Extended Data Fig. 7: Analysis of the FB5P-seq data for all cells from uninfected and infected mice.

a, UMAP dimensionality reduction of the gene expression data for DC types isolated from the spleens of eight ZeST mice (3 uninfected, 3 MCMV-infected for 36 h and 2 infected for 48 h, see graphical legend). Cells were index sorted into the 5 DC types studied (see Fig. 3b), and used for single cell RNA sequencing. After quality controls, 951 cells were kept for the analysis. b, Projection onto the UMAP space of the 13 Seurat clusters obtained (see graphical legend). c, Projection onto the UMAP space of the phenotype of cells based on their belonging to the Rphenograph clusters (color code) obtained upon re-analysis of the fluorescent signals for 10 of the phenotypic markers acquired during index sorting as listed in panel d. d, Annotation of the Rphenograph clusters for DC type identity based on mean fluorescent intensities per marker and cluster as shown on the heatmap. e, Number of cells belonging to the intersections between Seurat (rows) and Rphenograp (column) clusters.
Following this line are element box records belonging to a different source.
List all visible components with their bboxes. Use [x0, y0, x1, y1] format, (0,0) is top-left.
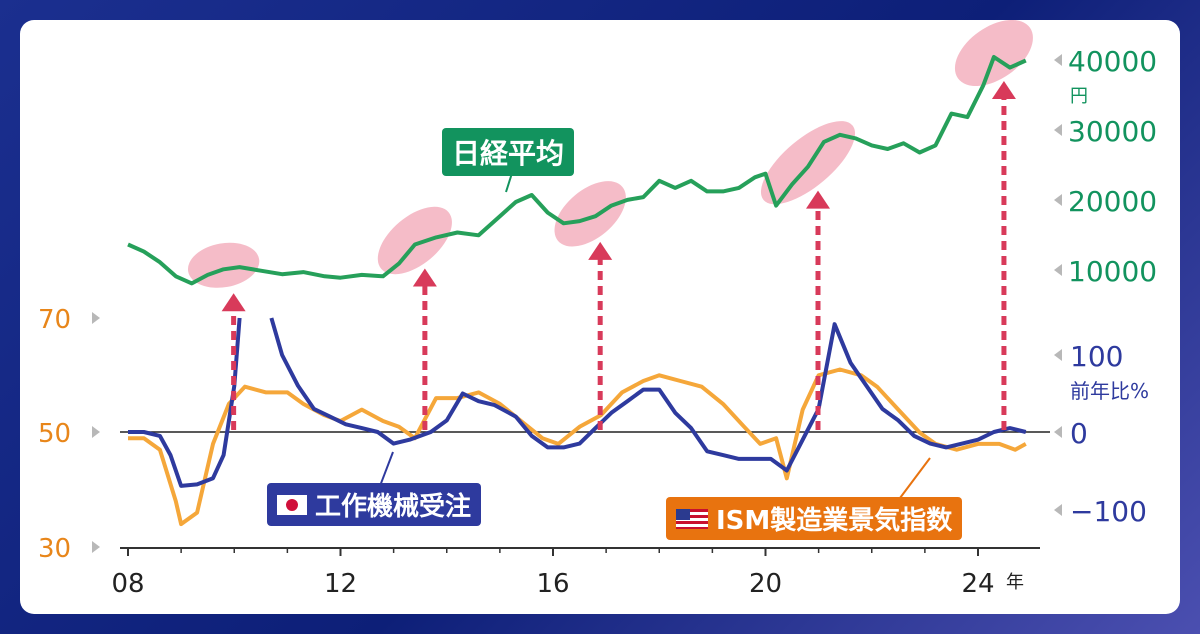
x-tick-label: 08 — [111, 569, 144, 599]
nikkei-series-label: 日経平均 — [442, 128, 575, 176]
orders-series-line — [269, 317, 1027, 473]
right-tick-marker — [1054, 124, 1062, 136]
nikkei-tick-label: 40000 — [1068, 45, 1157, 78]
x-tick-label: 24 — [961, 569, 994, 599]
left-tick-label: 50 — [38, 419, 71, 449]
left-tick-label: 70 — [38, 305, 71, 335]
orders-tick-label: 100 — [1070, 340, 1123, 373]
left-tick-marker — [92, 426, 100, 438]
right-tick-marker — [1054, 426, 1062, 438]
left-tick-marker — [92, 541, 100, 553]
orders-axis-unit: 前年比% — [1070, 379, 1149, 403]
chart-svg: 08 12 16 20 24 年 70 50 30 40000 30000 20000 10000 円 10… — [38, 20, 1157, 599]
japan-flag-icon — [277, 494, 307, 515]
arrow-head — [806, 190, 830, 209]
chart-card: 08 12 16 20 24 年 70 50 30 40000 30000 20000 10000 円 10… — [20, 20, 1180, 614]
arrow-head — [412, 268, 437, 287]
nikkei-axis-unit: 円 — [1070, 86, 1088, 107]
right-tick-marker — [1054, 264, 1062, 276]
right-tick-marker — [1054, 504, 1062, 516]
highlight-ellipse — [187, 242, 260, 288]
arrow-head — [588, 241, 613, 260]
highlight-ellipse — [377, 206, 452, 275]
left-tick-marker — [92, 312, 100, 324]
right-tick-marker — [1054, 194, 1062, 206]
orders-tick-label: 0 — [1070, 417, 1088, 450]
arrow-head — [991, 81, 1016, 99]
right-tick-marker — [1054, 349, 1062, 361]
us-flag-icon — [676, 508, 708, 529]
x-axis-unit: 年 — [1006, 572, 1024, 593]
nikkei-tick-label: 10000 — [1068, 255, 1157, 288]
highlight-ellipse — [554, 181, 626, 247]
nikkei-series-line — [127, 55, 1027, 286]
ism-series-label: ISM製造業景気指数 — [666, 497, 963, 540]
nikkei-tick-label: 20000 — [1068, 185, 1157, 218]
ism-label-connector — [899, 457, 931, 499]
right-tick-marker — [1054, 54, 1062, 66]
x-tick-label: 20 — [749, 569, 782, 599]
highlight-ellipse — [954, 20, 1033, 87]
orders-label-connector — [379, 451, 394, 487]
orders-tick-label: −100 — [1070, 495, 1147, 528]
ism-series-line — [128, 367, 1027, 527]
nikkei-tick-label: 30000 — [1068, 115, 1157, 148]
arrow-head — [221, 293, 246, 312]
x-tick-label: 12 — [324, 569, 357, 599]
orders-series-line — [128, 317, 242, 488]
highlight-ellipse — [760, 121, 856, 205]
x-tick-label: 16 — [536, 569, 569, 599]
left-tick-label: 30 — [38, 534, 71, 564]
machine-orders-series-label: 工作機械受注 — [267, 483, 482, 526]
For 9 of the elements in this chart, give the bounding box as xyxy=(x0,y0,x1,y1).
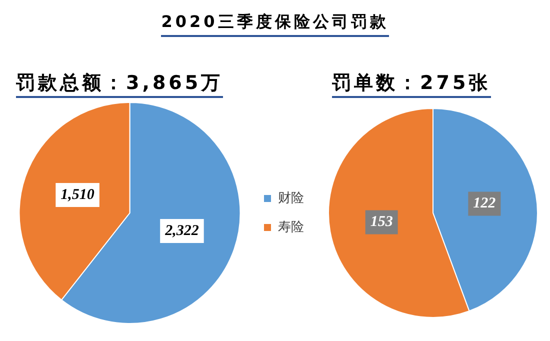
data-label: 2,322 xyxy=(164,222,200,239)
legend-label: 寿险 xyxy=(278,220,304,235)
data-label: 1,510 xyxy=(60,186,95,203)
legend-label: 财险 xyxy=(278,190,304,206)
data-label: 122 xyxy=(473,196,496,212)
chart-subtitle: 罚款总额：3,865万 xyxy=(16,70,224,98)
data-label: 153 xyxy=(370,214,394,230)
chart-subtitle: 罚单数：275张 xyxy=(332,70,491,98)
chart-title: 2020三季度保险公司罚款 xyxy=(161,12,389,37)
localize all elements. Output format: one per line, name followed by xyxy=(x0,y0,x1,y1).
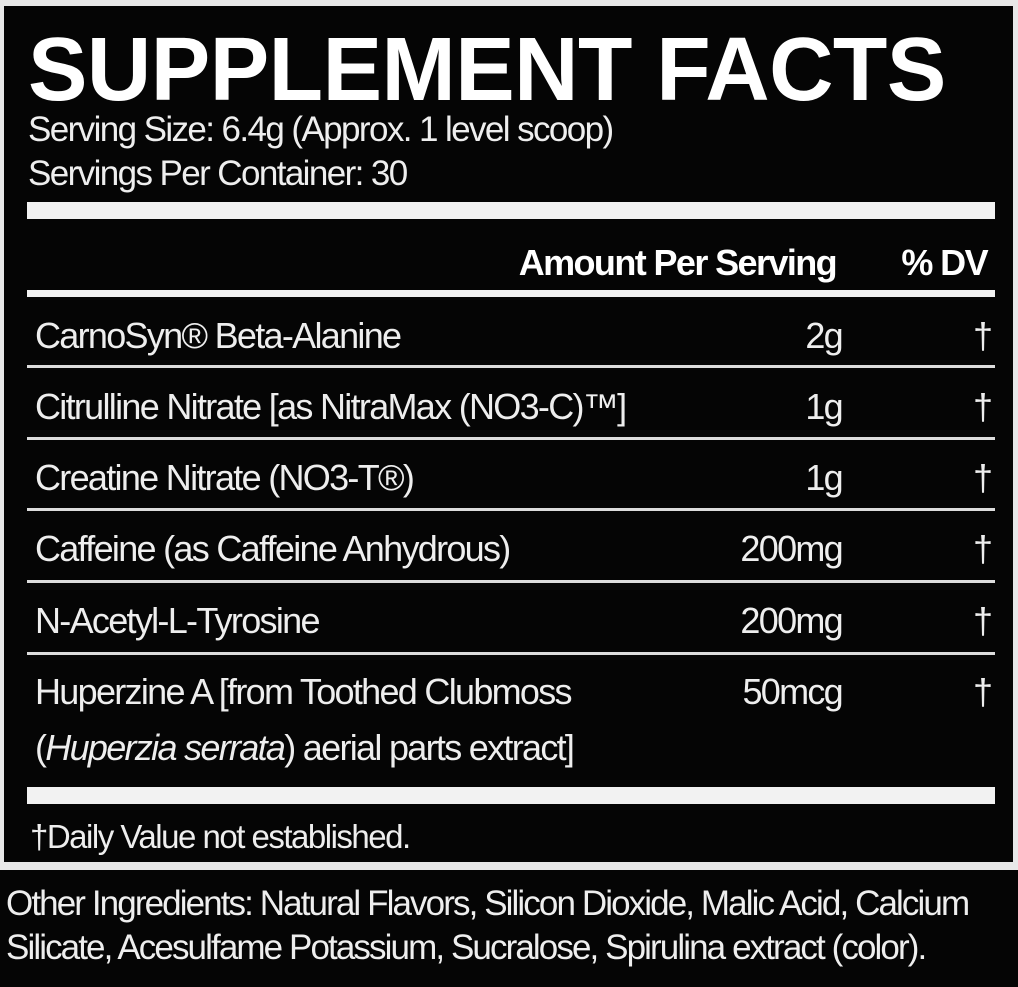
ingredient-amount: 200mg xyxy=(740,528,843,569)
ingredient-amount: 50mcg xyxy=(742,671,843,712)
dv-header: % DV xyxy=(901,242,988,283)
header-divider xyxy=(27,290,995,297)
thick-divider xyxy=(27,202,995,219)
row-divider xyxy=(27,580,995,583)
ingredient-name: Creatine Nitrate (NO3-T®) xyxy=(35,457,415,498)
row-divider xyxy=(27,437,995,440)
row-divider xyxy=(27,652,995,655)
ingredient-name: Huperzine A [from Toothed Clubmoss xyxy=(35,671,573,712)
latin-name: Huperzia serrata xyxy=(45,727,286,768)
ingredient-name: CarnoSyn® Beta-Alanine xyxy=(35,315,402,356)
ingredient-name: Caffeine (as Caffeine Anhydrous) xyxy=(35,528,511,569)
amount-per-serving-header: Amount Per Serving xyxy=(518,242,838,283)
row-divider xyxy=(27,508,995,511)
ingredient-amount: 2g xyxy=(805,315,843,356)
paren-open: ( xyxy=(35,727,47,768)
ingredient-dv: † xyxy=(972,386,993,427)
other-ingredients-section: Other Ingredients: Natural Flavors, Sili… xyxy=(0,870,1018,987)
name-suffix: ) aerial parts extract] xyxy=(284,727,575,768)
supplement-facts-panel: SUPPLEMENT FACTS Serving Size: 6.4g (App… xyxy=(4,6,1013,862)
title: SUPPLEMENT FACTS xyxy=(28,20,946,120)
other-ingredients: Other Ingredients: Natural Flavors, Sili… xyxy=(6,884,970,967)
ingredient-dv: † xyxy=(972,315,993,356)
ingredient-dv: † xyxy=(972,600,993,641)
ingredient-amount: 200mg xyxy=(740,600,843,641)
thick-divider xyxy=(27,787,995,804)
ingredient-amount: 1g xyxy=(805,457,843,498)
ingredient-name-line2: (Huperzia serrata) aerial parts extract] xyxy=(35,720,575,776)
ingredient-amount: 1g xyxy=(805,386,843,427)
ingredient-dv: † xyxy=(972,671,993,712)
ingredient-name: N-Acetyl-L-Tyrosine xyxy=(35,600,320,641)
serving-size: Serving Size: 6.4g (Approx. 1 level scoo… xyxy=(28,110,614,149)
ingredient-dv: † xyxy=(972,528,993,569)
row-divider xyxy=(27,365,995,368)
ingredient-dv: † xyxy=(972,457,993,498)
servings-per-container: Servings Per Container: 30 xyxy=(28,154,408,193)
ingredient-name: Citrulline Nitrate [as NitraMax (NO3-C)™… xyxy=(35,386,627,427)
footnote: †Daily Value not established. xyxy=(30,818,411,855)
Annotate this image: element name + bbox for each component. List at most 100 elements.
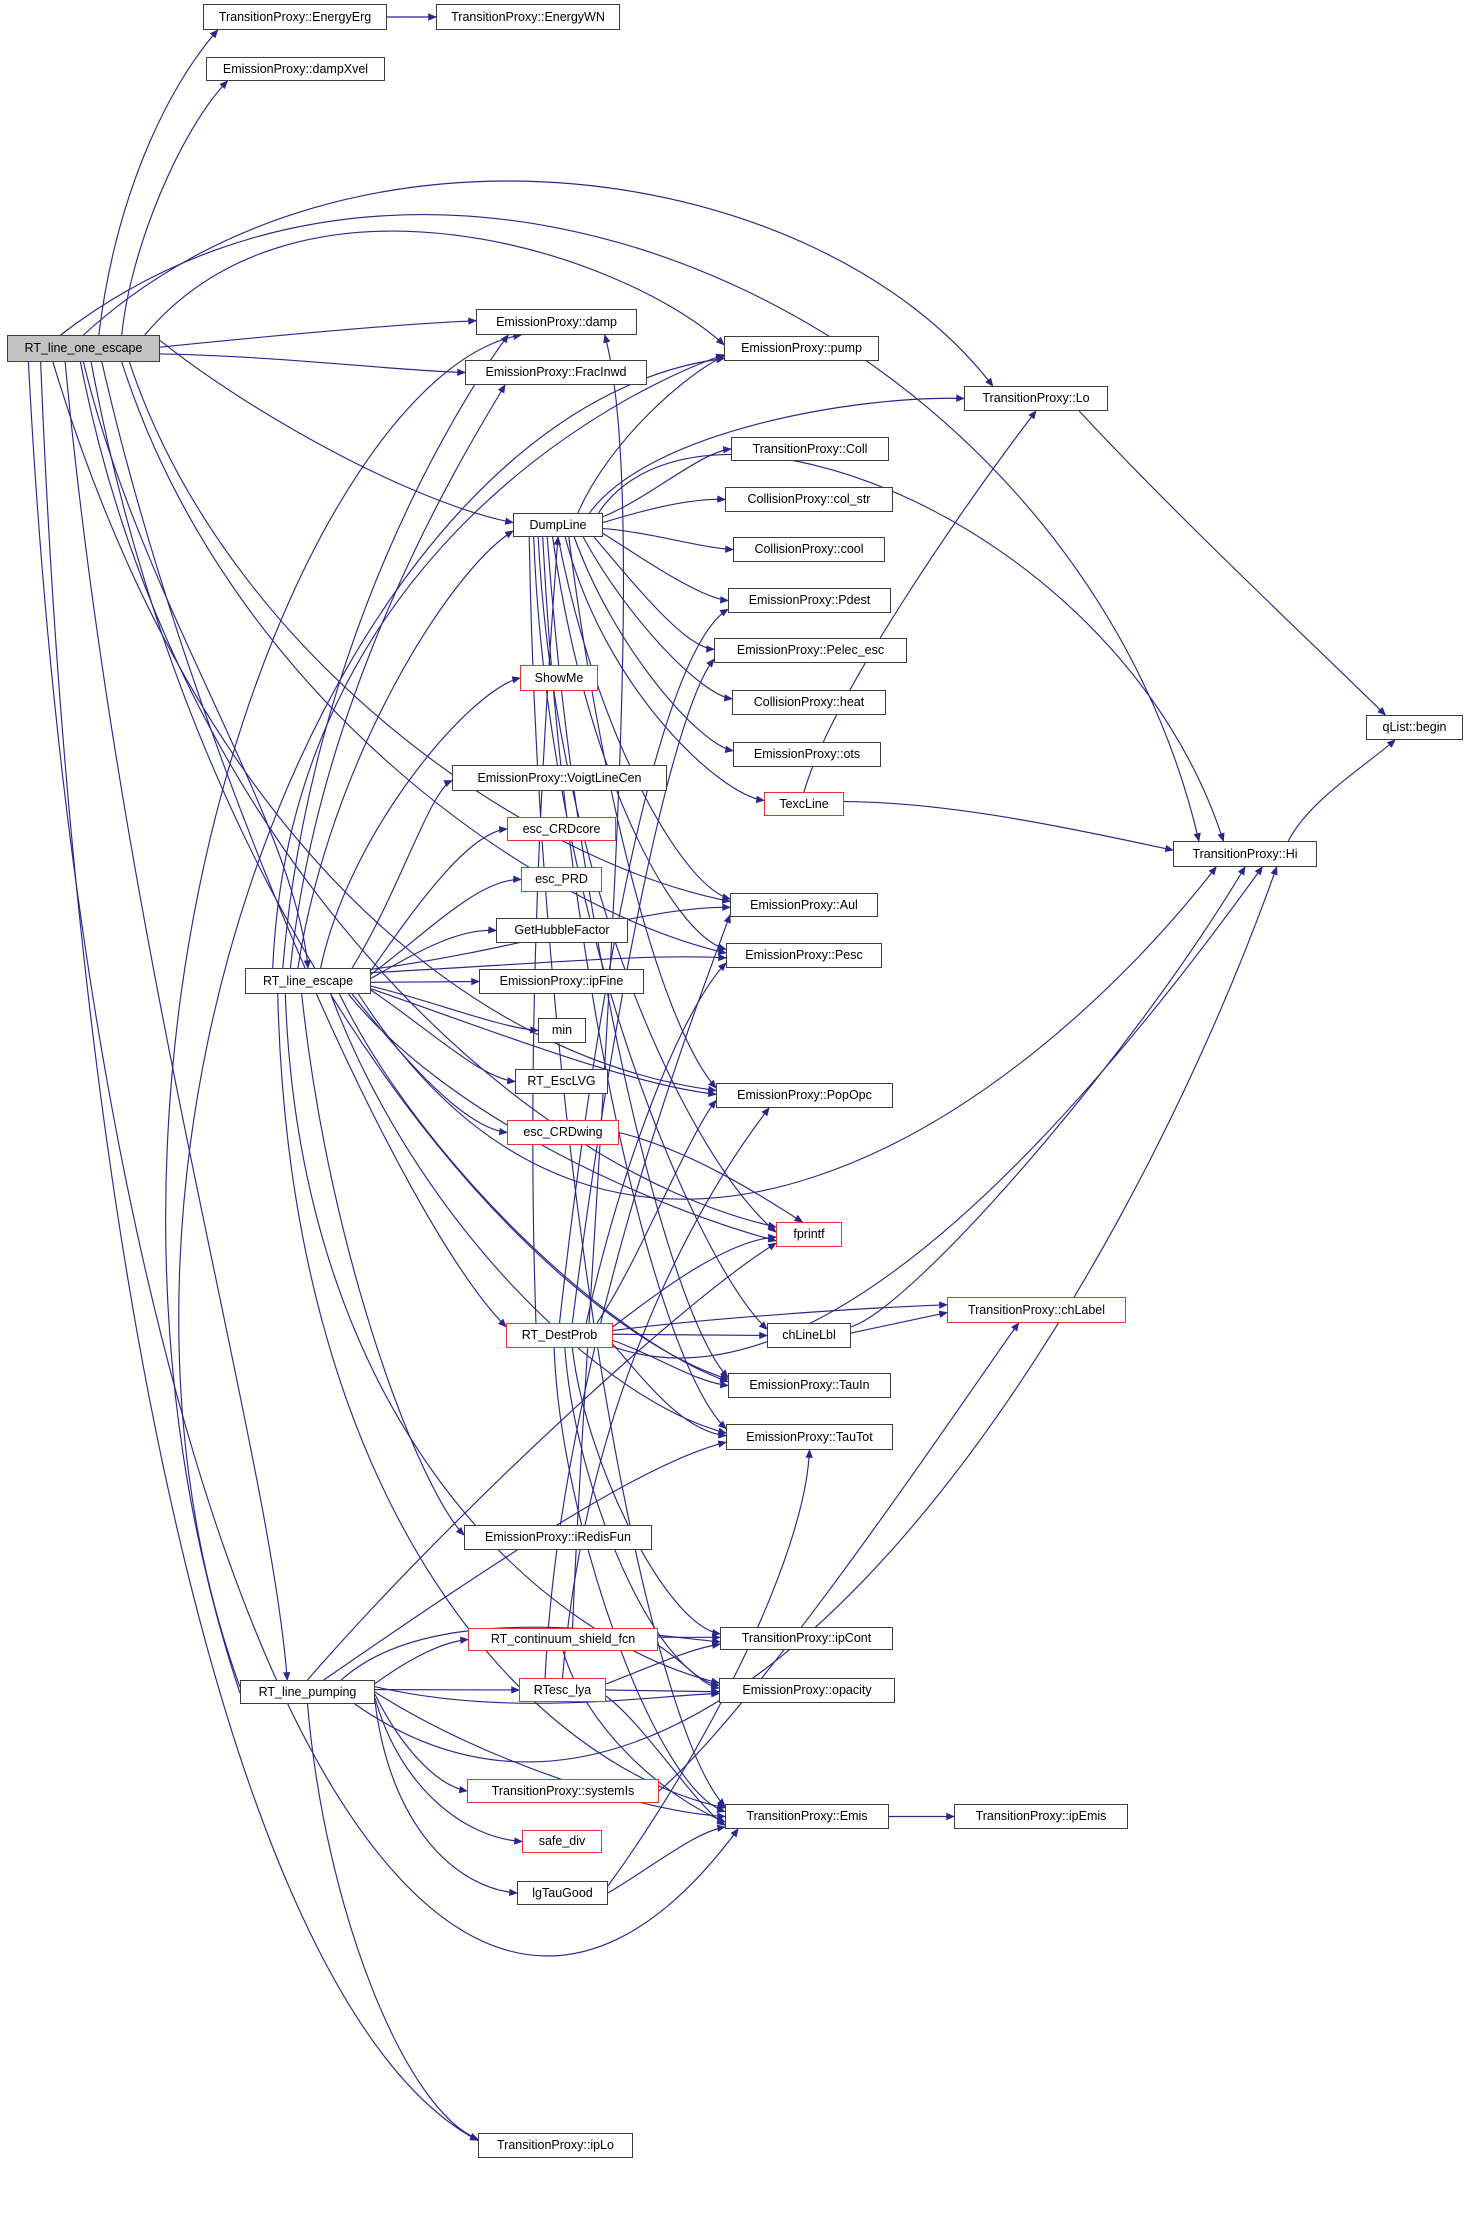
edge-lineEscape-opacity [284, 993, 720, 1685]
edge-contShield-opacity [657, 1644, 720, 1691]
node-emissionproxy-pump[interactable]: EmissionProxy::pump [724, 336, 879, 361]
edge-linePumping-contShield [374, 1636, 469, 1685]
edge-dumpLine-pdest [602, 532, 729, 604]
node-esc-prd[interactable]: esc_PRD [521, 867, 602, 892]
edge-linePumping-pump [178, 355, 725, 1688]
node-emissionproxy-fracinwd[interactable]: EmissionProxy::FracInwd [465, 360, 647, 385]
edge-root-hi [60, 214, 1201, 842]
edge-linePumping-damp [165, 332, 522, 1694]
edge-destProb-tauTot [612, 1343, 727, 1439]
node-transitionproxy-iplo[interactable]: TransitionProxy::ipLo [478, 2133, 633, 2158]
node-rt-line-one-escape[interactable]: RT_line_one_escape [7, 335, 160, 362]
node-chlinelbl[interactable]: chLineLbl [767, 1323, 851, 1348]
node-gethubblefactor[interactable]: GetHubbleFactor [496, 918, 628, 943]
node-emissionproxy-voigtlinecen[interactable]: EmissionProxy::VoigtLineCen [452, 765, 667, 791]
node-transitionproxy-energywn[interactable]: TransitionProxy::EnergyWN [436, 4, 620, 30]
node-emissionproxy-opacity[interactable]: EmissionProxy::opacity [719, 1678, 895, 1703]
edge-root-pesc [121, 361, 727, 955]
node-showme[interactable]: ShowMe [520, 665, 598, 691]
node-rt-destprob[interactable]: RT_DestProb [506, 1323, 613, 1348]
node-emissionproxy-dampxvel[interactable]: EmissionProxy::dampXvel [206, 57, 385, 81]
edge-lineEscape-hubble [370, 926, 497, 979]
edge-contShield-damp [571, 334, 625, 1629]
node-emissionproxy-tauin[interactable]: EmissionProxy::TauIn [728, 1373, 891, 1398]
node-texcline[interactable]: TexcLine [764, 792, 844, 816]
edge-lineEscape-pesc [370, 953, 727, 974]
edge-lineEscape-ipFine [370, 977, 480, 986]
edge-root-pump [144, 230, 725, 346]
edge-dumpLine-coll [602, 446, 732, 518]
edge-dumpLine-pump [577, 355, 725, 514]
node-qlist-begin[interactable]: qList::begin [1366, 715, 1463, 740]
edge-lineEscape-tauIn [338, 993, 729, 1383]
edge-rtescLya-opacity [605, 1687, 720, 1696]
edge-root-fracInwd [159, 353, 466, 377]
node-transitionproxy-chlabel[interactable]: TransitionProxy::chLabel [947, 1297, 1126, 1323]
node-transitionproxy-energyerg[interactable]: TransitionProxy::EnergyErg [203, 4, 387, 30]
edge-dumpLine-pesc [552, 536, 727, 951]
edge-escCRDwing-fprintf [618, 1131, 804, 1223]
edge-destProb-chLabel [612, 1301, 948, 1332]
node-rt-continuum-shield-fcn[interactable]: RT_continuum_shield_fcn [468, 1628, 658, 1651]
node-transitionproxy-ipcont[interactable]: TransitionProxy::ipCont [720, 1627, 893, 1650]
node-emissionproxy-pelec-esc[interactable]: EmissionProxy::Pelec_esc [714, 638, 907, 663]
node-emissionproxy-aul[interactable]: EmissionProxy::Aul [730, 893, 878, 917]
edge-linePumping-fprintf [307, 1242, 777, 1681]
edge-lineEscape-voigt [351, 780, 453, 969]
node-min[interactable]: min [538, 1018, 586, 1043]
edge-dumpLine-chLineLbl [533, 536, 768, 1330]
edge-root-energyErg [98, 29, 219, 336]
edge-linePumping-lgTauGood [374, 1701, 518, 1897]
edge-lineEscape-fprintf [347, 993, 777, 1243]
edge-lineEscape-min [370, 985, 539, 1034]
edge-linePumping-safeDiv [374, 1697, 523, 1845]
edge-root-dampXvel [121, 80, 229, 336]
node-transitionproxy-coll[interactable]: TransitionProxy::Coll [731, 437, 889, 461]
edge-destProb-pesc [585, 962, 727, 1324]
edge-linePumping-opacity [374, 1686, 720, 1704]
edge-systemIs-chLabel [658, 1322, 1020, 1792]
edge-destProb-pelecEsc [571, 658, 715, 1324]
node-emissionproxy-ots[interactable]: EmissionProxy::ots [733, 742, 881, 767]
node-esc-crdcore[interactable]: esc_CRDcore [507, 817, 616, 841]
node-emissionproxy-iredisfun[interactable]: EmissionProxy::iRedisFun [464, 1525, 652, 1550]
edge-lo-qBegin [1078, 410, 1387, 716]
edge-dumpLine-pelecEsc [593, 536, 715, 653]
node-rt-line-pumping[interactable]: RT_line_pumping [240, 1680, 375, 1704]
node-esc-crdwing[interactable]: esc_CRDwing [507, 1120, 619, 1145]
edge-linePumping-tauTot [323, 1440, 727, 1681]
node-dumpline[interactable]: DumpLine [513, 513, 603, 537]
edge-root-aul [128, 361, 731, 904]
node-transitionproxy-systemis[interactable]: TransitionProxy::systemIs [467, 1779, 659, 1803]
node-emissionproxy-popopc[interactable]: EmissionProxy::PopOpc [716, 1083, 893, 1108]
edge-dumpLine-texcLine [564, 536, 765, 804]
edge-lineEscape-dumpLine [297, 530, 514, 969]
node-collisionproxy-cool[interactable]: CollisionProxy::cool [733, 537, 885, 562]
node-transitionproxy-ipemis[interactable]: TransitionProxy::ipEmis [954, 1804, 1128, 1829]
edge-lineEscape-escCRDwing [351, 993, 508, 1136]
node-rtesc-lya[interactable]: RTesc_lya [519, 1678, 606, 1702]
edge-dumpLine-tauIn [546, 536, 729, 1379]
node-transitionproxy-emis[interactable]: TransitionProxy::Emis [725, 1804, 889, 1829]
edge-dumpLine-heat [582, 536, 733, 702]
node-rt-line-escape[interactable]: RT_line_escape [245, 968, 371, 994]
node-emissionproxy-pesc[interactable]: EmissionProxy::Pesc [726, 943, 882, 968]
node-transitionproxy-hi[interactable]: TransitionProxy::Hi [1173, 841, 1317, 867]
node-collisionproxy-heat[interactable]: CollisionProxy::heat [732, 690, 886, 715]
node-rt-esclvg[interactable]: RT_EscLVG [515, 1069, 608, 1094]
edge-root-linePumping [64, 361, 291, 1681]
edge-linePumping-ipLo [306, 1703, 479, 2140]
edge-lineEscape-popOpc [370, 988, 717, 1098]
node-transitionproxy-lo[interactable]: TransitionProxy::Lo [964, 386, 1108, 411]
node-safe-div[interactable]: safe_div [522, 1830, 602, 1853]
node-lgtaugood[interactable]: lgTauGood [517, 1881, 608, 1905]
node-emissionproxy-tautot[interactable]: EmissionProxy::TauTot [726, 1424, 893, 1450]
node-emissionproxy-pdest[interactable]: EmissionProxy::Pdest [728, 588, 891, 613]
edge-destProb-tauIn [612, 1339, 729, 1389]
node-fprintf[interactable]: fprintf [776, 1222, 842, 1247]
edge-root-ipLo [40, 361, 479, 2142]
node-emissionproxy-ipfine[interactable]: EmissionProxy::ipFine [479, 969, 644, 994]
node-collisionproxy-col-str[interactable]: CollisionProxy::col_str [725, 487, 893, 512]
node-emissionproxy-damp[interactable]: EmissionProxy::damp [476, 309, 637, 335]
Seurat clusters were annotated for cell types based on analysis of their marker genes (see Supplementary Table 2). f, Heatmap showing sgCMAP scores of individual cells (rows) for the DC type-specific sgCMAP signatures (columns) generated from the analysis of the data focused on cells from uninfected mice (see Extended Data Fig. 6). Hierarchical clustering was performed, using the Pearson’s minus one metric for signatures (columns), and the Euclidian distance for individual cells (rows), with annotation of individual cells (rows) for i) belonging to Seurat clusters, ii) belonging to Rphenograph clusters, iii) sorting phenotype, and iv) final cell type assignment. 851 cells were assigned a cell type identity based on consistency between their belonging to Seurat and Rphenograph clusters (panel e), which was well corroborated by the sgCMAP scores. 100 cells were left non-annotated (NA).